Paul Goble
Staunton,
June 28 – Even before he became president, Donald Trump declared that “international
politics is based on a system of deals,” a view that he has sought to implement
since gaining election and that has sparked fears he will do a deal with
Vladimir Putin at their upcoming summit that will harm others, Vitaly Portnikov
says.
But
people should relax because the Helsinki meeting of the two will end like all
other meetings the US president has taken part in with dictators, without any
agreements, the Ukrainian commentator says, a pattern will continue even if he
is reelected and adds “the most experienced advisors to his team” (graniru.org/opinion/portnikov/m.271140.html).
“The
Putin-Trump meeting is a meeting of two dreamers,” Portnikov continues. “One
dreams about a simple world in which all problems are solved with the help of
deals and he comes out as the head of this world and its lover at one and the
same time. [In short,] Alexander the Great and Charlie Chaplin in one glass.”
“The
other imagines himself as the head of a superpower which decides the fate of
the world and at the same time the informal master of a secret situation.” That
is, he is “Stalin and Koreiko [a figure from Ilf and Petrov’s novel, The Golden Calf] at one and the same
time,” the commentator says.
“Of
course, the two of them should be meeting with a psychiatrist and not with one
another, but they are trying to use their partner as a psychiatrist and they
are miscalculating.”
Portnikov
argues that “Putin will not conclude a deal. He deceives his partners with
deals. At the same time, Trump has nothing to offer Putin. He can’t lift
sanctions. He can’t ‘give’ Putin Ukraine and even Syria. He can’t solve the issue
of oil prices. Despite this, Putin is certain that Trump can do everything that
he wants.”
But
the Kremlin leader is wrong: “this gold fish swims in the aquarium of Congress
and of American public opinion. And this aquarium of possibilities is hardly an
[unlimited] ocean].”
As
a result, “the Trump-Putin meeting may end as ended Trump’s meeting with Kim
Jong-un: with declarations about intentions and inconsistence that arouse
suspicions and bewilderment.” That was underscored by Kim’s latest moves even
as Trump’s national security advisor came to Moscow.
“In
the final analysis,” the commentator says, “Kim Jong-un needed a meeting with
Trump for exactly the same reason Putin does: not for an agreement, not for a
search for compromise but rather as an indication of his own greatness.” That’s
why the meeting won’t lead to the big “deal” some predict.
According
to Portnikov, “the most interesting thing is that Trump will never be able to
understand this, nor will his followers. They will convince themselves that by
meeting Kim, Trump prevented a big war on the Korean peninsula, and by meeting
with Putin, preventing in general a third world war.”
Trump
and his supporters “simply cannot understand that Kim didn’t intend to fight
with anyone,” engaged in a bluff to get Trump to pay attention to him, and as a
result, transformed himself “from a marginal leader of a poor country into a
serious partner for his neighbors.” Trump gave him legitimacy “but didn’t
deprive him of the bomb.”
“And
that is the really serious result of the meeting in Singapore,” Portnikov
suggests.
“Putin
doesn’t need legitimacy, but he does need the fear of those who count on the
defense and support of the United States in their own conflicts with the
Kremlin regime.” He needs them to feel that soon there won’t be any more
support coming from that quarter and that they must defer to him.
It
would thus be “shortsighted” not to see that the upcoming summit will have
consequences but they won’t be in the form of accord. Instead, “each such
meeting” between a Western leader and a dictator leads to “a revision of values”

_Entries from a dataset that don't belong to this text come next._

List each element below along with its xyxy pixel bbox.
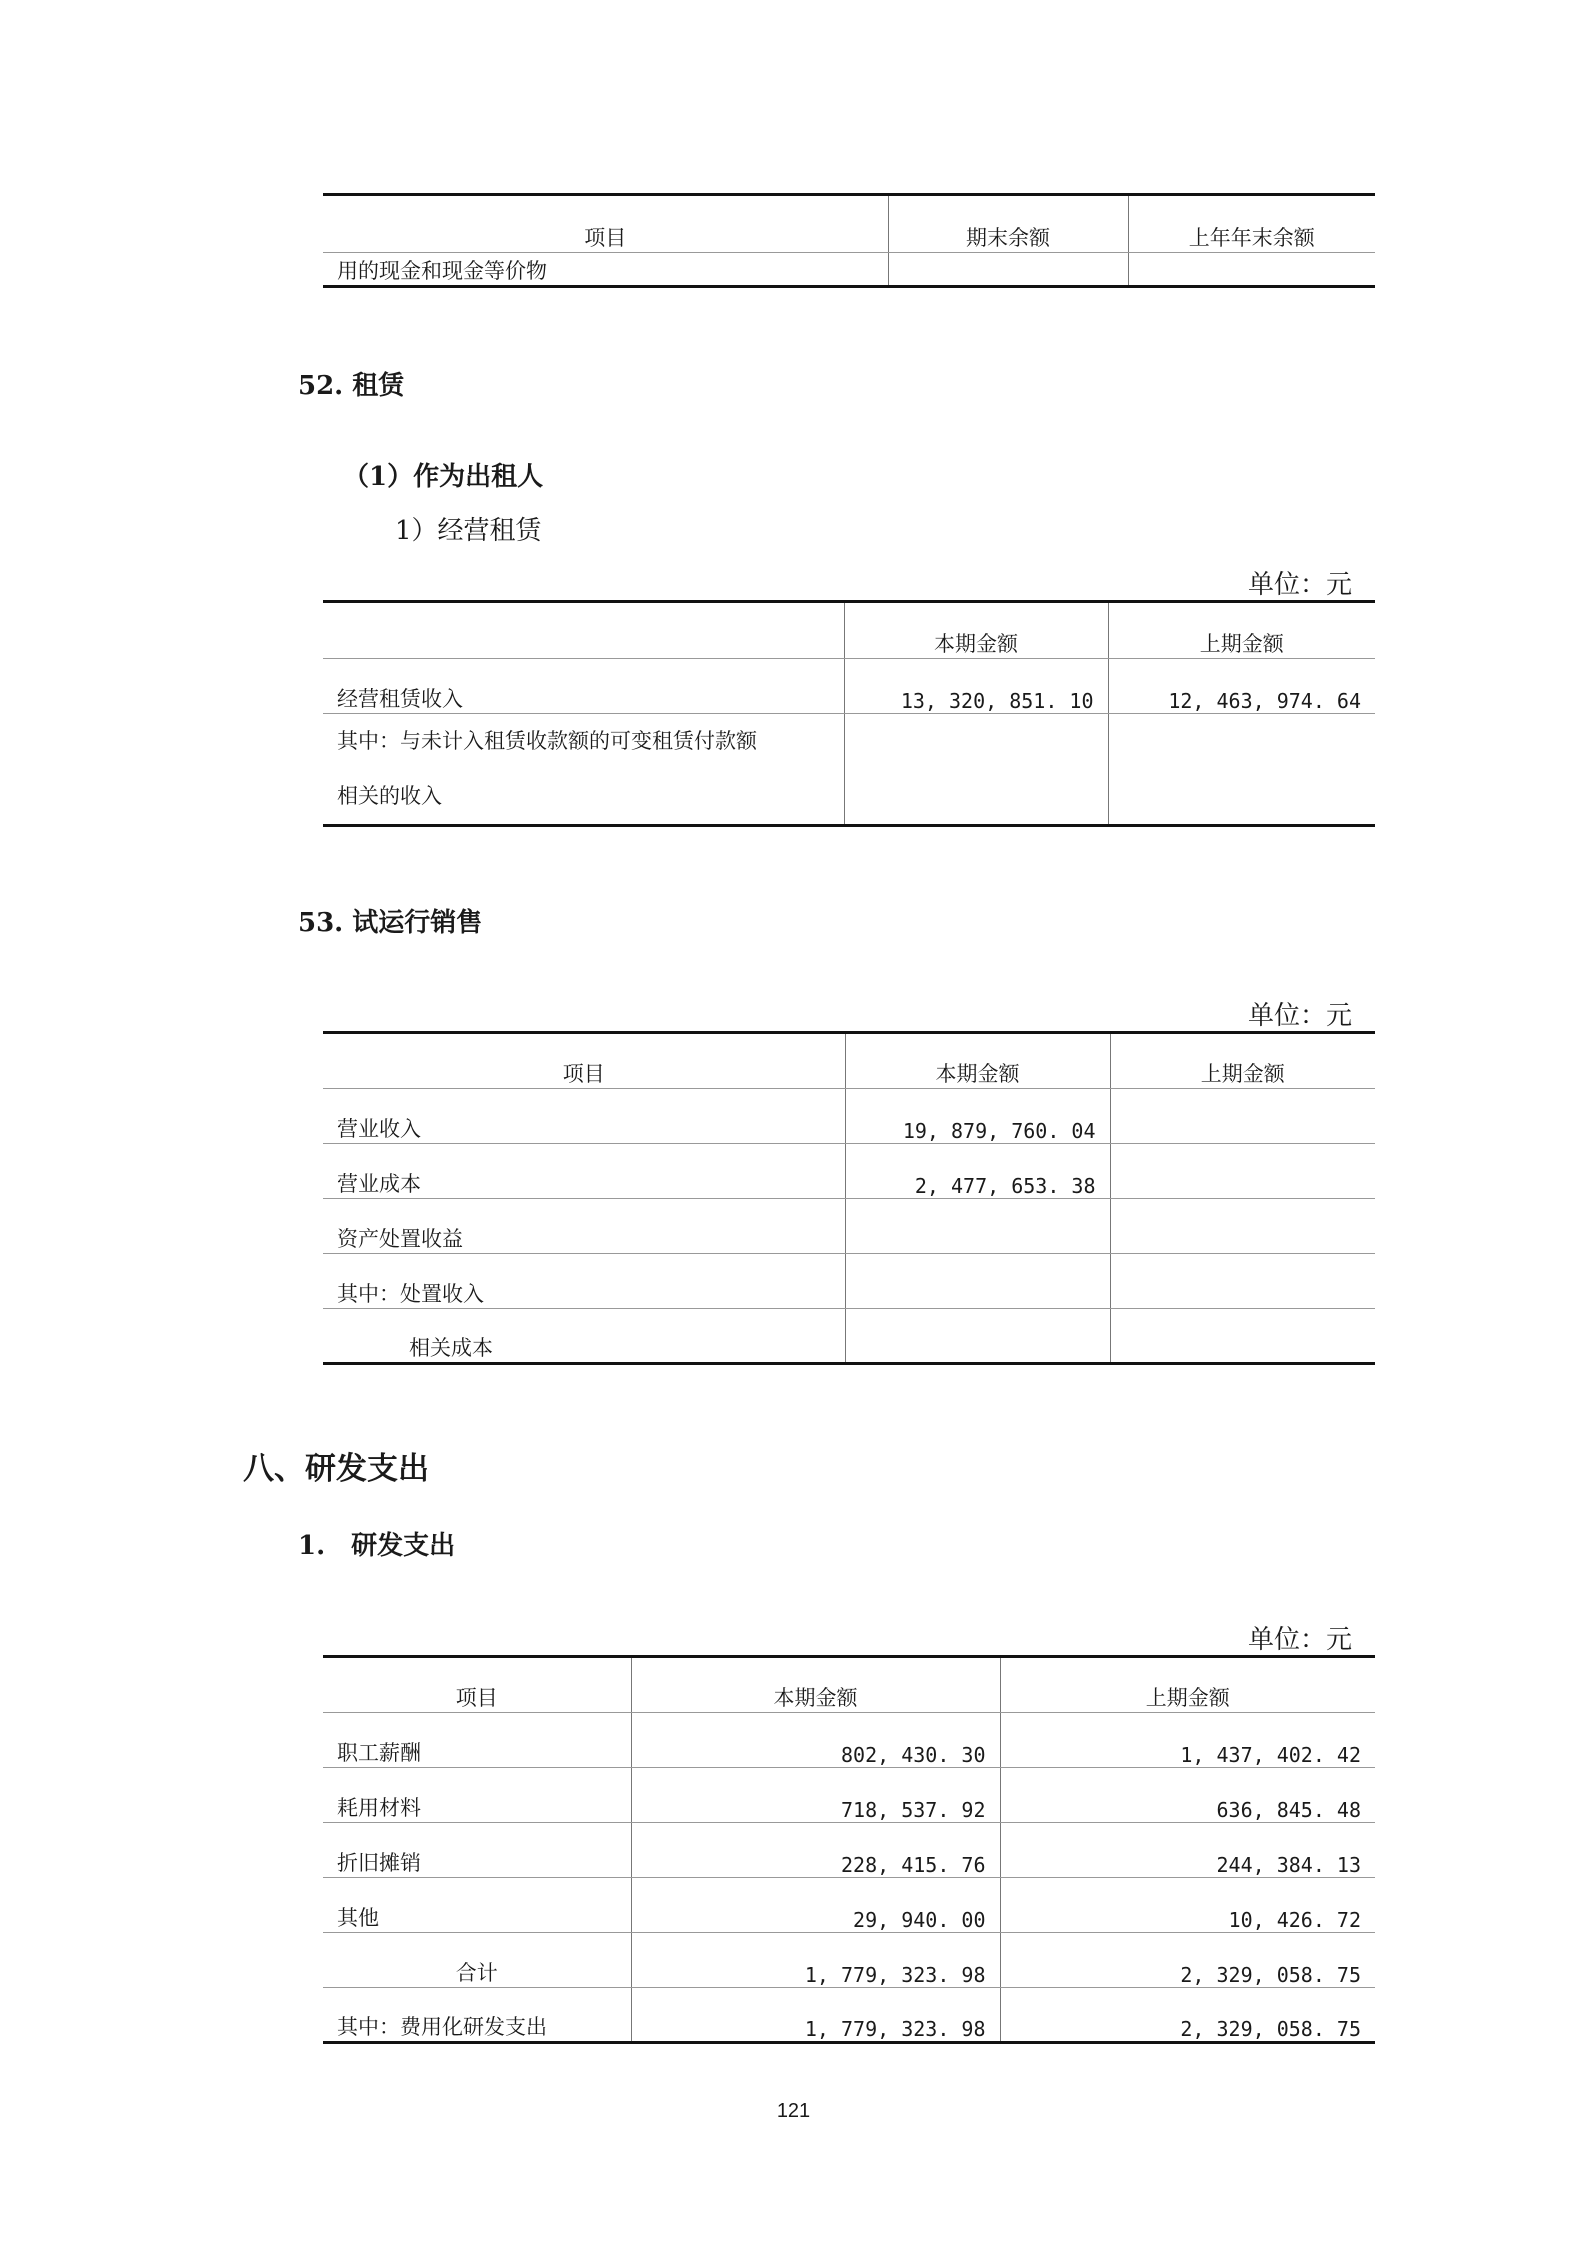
header-item: 项目 [323, 195, 888, 253]
header-item: 项目 [323, 1657, 631, 1713]
header-item [323, 602, 844, 659]
row-label: 营业收入 [323, 1089, 845, 1144]
section-53-unit: 单位：元 [1248, 1001, 1353, 1031]
row-prior: 1, 437, 402. 42 [1000, 1713, 1375, 1768]
row-prior [1110, 1199, 1375, 1254]
section-8-title: 八、研发支出 [243, 1451, 429, 1487]
row-label: 资产处置收益 [323, 1199, 845, 1254]
row-prior: 2, 329, 058. 75 [1000, 1933, 1375, 1988]
row-prior [1110, 1089, 1375, 1144]
row-current [845, 1199, 1110, 1254]
row-current: 228, 415. 76 [631, 1823, 1000, 1878]
row-current: 2, 477, 653. 38 [845, 1144, 1110, 1199]
row-current [845, 1309, 1110, 1364]
section-52-sub1: （1）作为出租人 [343, 462, 544, 492]
section-8-unit: 单位：元 [1248, 1625, 1353, 1655]
header-prior-year-end-balance: 上年年末余额 [1128, 195, 1375, 253]
section-8-sub1: 1. 研发支出 [298, 1531, 456, 1561]
row-current: 13, 320, 851. 10 [844, 659, 1108, 714]
trial-run-sales-table [323, 1031, 1375, 1365]
page-number: 121 [776, 2100, 811, 2122]
header-item: 项目 [323, 1033, 845, 1089]
section-52-unit: 单位：元 [1248, 570, 1353, 600]
header-current: 本期金额 [844, 602, 1108, 659]
operating-lease-table [323, 600, 1375, 827]
cash-equivalents-table [323, 193, 1375, 288]
row-current [845, 1254, 1110, 1309]
row-label: 相关成本 [409, 1336, 493, 1360]
row-label: 经营租赁收入 [323, 659, 844, 714]
section-52-title: 52. 租赁 [298, 371, 405, 401]
header-current: 本期金额 [845, 1033, 1110, 1089]
row-label: 其中：处置收入 [323, 1254, 845, 1309]
row-current: 1, 779, 323. 98 [631, 1988, 1000, 2043]
row-label: 职工薪酬 [323, 1713, 631, 1768]
section-52-sub2: 1）经营租赁 [395, 516, 542, 546]
row-prior: 10, 426. 72 [1000, 1878, 1375, 1933]
header-end-balance: 期末余额 [888, 195, 1128, 253]
header-prior: 上期金额 [1108, 602, 1375, 659]
rd-expense-table [323, 1655, 1375, 2044]
row-current: 802, 430. 30 [631, 1713, 1000, 1768]
row-prior [1110, 1144, 1375, 1199]
row-label: 折旧摊销 [323, 1823, 631, 1878]
row-label: 用的现金和现金等价物 [337, 259, 547, 283]
row-prior: 636, 845. 48 [1000, 1768, 1375, 1823]
row-current: 1, 779, 323. 98 [631, 1933, 1000, 1988]
row-prior [1108, 714, 1375, 826]
row-label: 其他 [323, 1878, 631, 1933]
row-prior [1110, 1254, 1375, 1309]
row-current [844, 714, 1108, 826]
header-current: 本期金额 [631, 1657, 1000, 1713]
row-label: 营业成本 [323, 1144, 845, 1199]
row-label: 其中：费用化研发支出 [337, 2015, 547, 2039]
row-current: 718, 537. 92 [631, 1768, 1000, 1823]
row-label: 耗用材料 [323, 1768, 631, 1823]
row-label: 其中：与未计入租赁收款额的可变租赁付款额 相关的收入 [337, 729, 757, 808]
row-prior: 2, 329, 058. 75 [1000, 1988, 1375, 2043]
header-prior: 上期金额 [1110, 1033, 1375, 1089]
row-prior: 244, 384. 13 [1000, 1823, 1375, 1878]
section-53-title: 53. 试运行销售 [298, 908, 483, 938]
row-prior: 12, 463, 974. 64 [1108, 659, 1375, 714]
row-prior [1110, 1309, 1375, 1364]
row-label: 合计 [323, 1933, 631, 1988]
row-current: 29, 940. 00 [631, 1878, 1000, 1933]
header-prior: 上期金额 [1000, 1657, 1375, 1713]
row-current: 19, 879, 760. 04 [845, 1089, 1110, 1144]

and each such revision “reduces the number of people who are guided by these
values and view the US as their defender.”
“Trump
may think that his dialogues with dictators make the world more secure,”
Portnikov says. “But he is mistaken. Each meeting of the leader of the democratic
world with a dictator makes the world more dangerous and less predictable. Each
such meeting forces many people to doubt that the democratic world in general exists.”